For the nitrogen atoms of the amido groups of the initial compound benzene-1,4-dicarboxamide and 4-(4-hydroxy-5-methyl-6-oxo-6H-1,3-oxazine-2-yl)benzamide, partial negative charges were calculated using the semi-empirical PM6 method (taking into account the solvent benzene); they amounted to −0,576 and −0,569, respectively (Figure 6 and Figure 7). The results obtained make it possible to confirm and justify the sequential formation firstly of the mono- (1) and then the bis(1,3-oxazine-6-one) derivative (2) in the reaction mass.
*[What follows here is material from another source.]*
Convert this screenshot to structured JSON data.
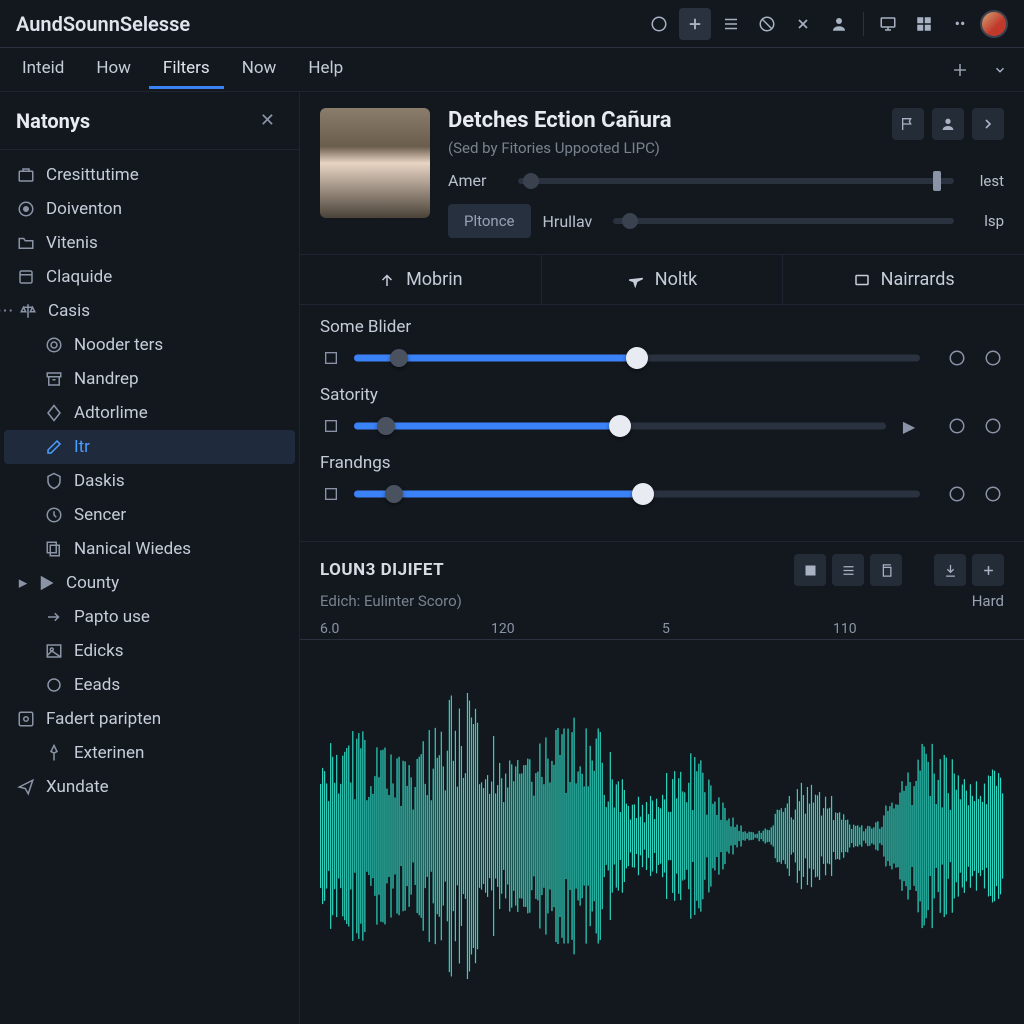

Due to the higher electron density, the nitrogen of the amido group of benzene-1,4-dicarboxamide exhibits a greater nucleophilicity in the reaction with methylmalonyl dichloride compared to with 4-(4-hydroxy-5-methyl-6-oxo-6H-1,3-oxazine-2-yl)benzamide; therefore, the first stage of the reaction ends with the formation of the mono-1,3-oxazine-6-one derivative (1). At the second stage of the reaction, the amido groups of the 4-(4-hydroxy-5-methyl-6-oxo-6H-1,3-oxazine-2-yl)benzamide molecules are attacked, and 2,2′-(benzene-1,4-diyl)bis(4-hydroxy-5-methyl-6H-1,3-oxazine-6-one) forms.

5. Conclusions

This paper presents the results of studying of the reaction between benzene-1,4-dicarboxamide and methylmalonyl dichloride. It was shown that in the interaction of equimolar amounts of reagents, the only product was 4-(4-hydroxy-5-methyl-6-oxo-6H-1,3-oxazine-2-yl)benzamide (1). In a twofold excess of methylmalonyl dichloride, only product 1 was obtained after 24 h of refluxing; after 58 h, only 2,2′-(benzene-1,4-diyl)bis(4-hydroxy-5-methyl-6H-1,3-oxazine-6-one) (2) formed. It was found that the choice of solvent affects the yield of product 2 (in benzene—85%; in EDC—77%).